Similar to strokes, acute myocardial infarctions (AMIs) – or heart attacks – require early diagnosis and fast specialist treatment, together with cardiac rehabilitation in order to reduce the probability of recurrent heart attacks or death, and improve quality of life (National Institute for Cardiovascular Outcomes Research, 2013, 2014).
The figures for 30-day AMI mortality show a declining trend and there is convergence across most of the countries. Between 2008 and 2015, 30-day mortality after admission to hospital for AMI (based on linked data) in the UK decreased from 12.1 per 100 patients to 8.8 per 100 patients.
While not directly comparable with these OECD AMI indicators, a report from the Myocardial Ischaemia National Audit Project (MINAP) showed there was a decline between 2003–04 and 2011–14 in same-hospital 30-day mortality rates(National Institute for Cardiovascular Outcomes Research, 2014). This finding suggests there have been significant improvements in the care provided to patients who have had a heart attack.
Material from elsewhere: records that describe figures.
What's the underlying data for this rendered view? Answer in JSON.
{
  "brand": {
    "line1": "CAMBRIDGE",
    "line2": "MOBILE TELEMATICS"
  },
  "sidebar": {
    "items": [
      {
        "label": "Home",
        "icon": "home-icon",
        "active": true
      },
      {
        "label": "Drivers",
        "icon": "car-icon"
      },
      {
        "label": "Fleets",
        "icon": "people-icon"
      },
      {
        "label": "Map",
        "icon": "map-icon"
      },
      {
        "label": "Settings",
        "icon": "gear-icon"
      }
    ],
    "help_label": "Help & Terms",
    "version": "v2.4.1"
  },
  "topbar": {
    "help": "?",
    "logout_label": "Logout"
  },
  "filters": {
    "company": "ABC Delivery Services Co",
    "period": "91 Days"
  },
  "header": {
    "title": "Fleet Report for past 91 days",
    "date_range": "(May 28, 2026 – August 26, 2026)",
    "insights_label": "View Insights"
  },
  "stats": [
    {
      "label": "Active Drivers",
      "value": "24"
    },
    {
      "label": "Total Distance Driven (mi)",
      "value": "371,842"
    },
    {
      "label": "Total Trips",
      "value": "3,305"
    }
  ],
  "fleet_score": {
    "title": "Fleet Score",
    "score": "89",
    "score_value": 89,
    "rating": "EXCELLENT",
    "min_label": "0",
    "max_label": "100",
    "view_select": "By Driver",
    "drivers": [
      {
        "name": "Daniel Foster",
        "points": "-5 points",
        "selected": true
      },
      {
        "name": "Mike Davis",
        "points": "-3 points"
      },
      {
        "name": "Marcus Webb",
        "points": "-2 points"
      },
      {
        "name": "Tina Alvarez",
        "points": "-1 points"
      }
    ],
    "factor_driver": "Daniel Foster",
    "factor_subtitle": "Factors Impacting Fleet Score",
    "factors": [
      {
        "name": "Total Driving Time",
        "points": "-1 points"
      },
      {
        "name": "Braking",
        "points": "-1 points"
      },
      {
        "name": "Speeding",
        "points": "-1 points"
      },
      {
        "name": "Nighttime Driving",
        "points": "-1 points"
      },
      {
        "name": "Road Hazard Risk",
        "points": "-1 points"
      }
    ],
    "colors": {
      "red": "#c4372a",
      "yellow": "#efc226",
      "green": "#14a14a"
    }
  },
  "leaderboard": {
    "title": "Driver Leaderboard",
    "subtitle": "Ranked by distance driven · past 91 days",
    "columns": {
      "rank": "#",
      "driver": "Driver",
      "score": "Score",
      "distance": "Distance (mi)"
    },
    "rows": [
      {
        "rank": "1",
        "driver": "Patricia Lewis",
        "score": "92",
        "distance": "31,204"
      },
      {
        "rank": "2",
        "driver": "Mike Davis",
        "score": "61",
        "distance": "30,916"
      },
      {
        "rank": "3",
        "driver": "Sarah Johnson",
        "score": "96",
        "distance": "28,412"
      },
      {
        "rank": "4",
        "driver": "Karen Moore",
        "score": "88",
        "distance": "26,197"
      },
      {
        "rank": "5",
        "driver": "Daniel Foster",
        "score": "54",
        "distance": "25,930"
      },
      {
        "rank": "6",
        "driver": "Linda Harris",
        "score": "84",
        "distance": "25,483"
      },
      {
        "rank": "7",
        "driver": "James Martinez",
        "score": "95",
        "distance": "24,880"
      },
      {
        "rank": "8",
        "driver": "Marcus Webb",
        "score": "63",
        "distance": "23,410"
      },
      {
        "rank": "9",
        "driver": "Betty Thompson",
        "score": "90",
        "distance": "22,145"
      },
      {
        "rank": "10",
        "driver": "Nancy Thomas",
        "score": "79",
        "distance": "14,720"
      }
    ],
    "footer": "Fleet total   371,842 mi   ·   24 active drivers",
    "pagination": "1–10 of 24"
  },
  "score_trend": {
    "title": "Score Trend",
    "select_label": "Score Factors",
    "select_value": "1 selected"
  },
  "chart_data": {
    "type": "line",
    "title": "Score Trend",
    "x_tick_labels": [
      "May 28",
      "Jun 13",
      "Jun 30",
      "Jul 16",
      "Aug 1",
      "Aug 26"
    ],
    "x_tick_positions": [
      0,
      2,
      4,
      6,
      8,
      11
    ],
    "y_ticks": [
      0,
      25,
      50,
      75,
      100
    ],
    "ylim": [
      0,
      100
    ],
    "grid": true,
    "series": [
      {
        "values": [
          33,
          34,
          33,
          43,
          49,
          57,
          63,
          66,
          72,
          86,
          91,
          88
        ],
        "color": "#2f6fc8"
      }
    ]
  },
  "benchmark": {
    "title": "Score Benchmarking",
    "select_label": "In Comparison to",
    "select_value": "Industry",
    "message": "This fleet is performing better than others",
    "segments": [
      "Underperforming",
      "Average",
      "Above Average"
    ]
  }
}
However, the same report also expresses reservations about using unadjusted health outcome indicators to measure quality of care and conduct international comparisons of outcomes – due to differences in data collection, definitions and patient characteristics.
About this data
Definitions and comparability for the indicators are taken directly from the OECD report Health at a Glance 2017: OECD indicators. Detailed information about the definitions and the source and methods for each country can be found here.
The case-fatality rate measures the percentage of people aged 45 and over who die within 30 days following admission to hospital for a specific acute condition. Rates based on unlinked data refer to a situation where the death occurred in the same hospital as the initial admission. Rates based on linked data refer to a situation where the death occurred in the same hospital, a different hospital, or out of hospital. While the linked data based method is considered more robust, it requires a unique patient identifier to link the data across the relevant datasets which is not available in all countries.
Rates are age-sex standardised to the 2010 OECD population aged 45+ admitted to hospital for a specific acute condition such as AMI and ischaemic stroke.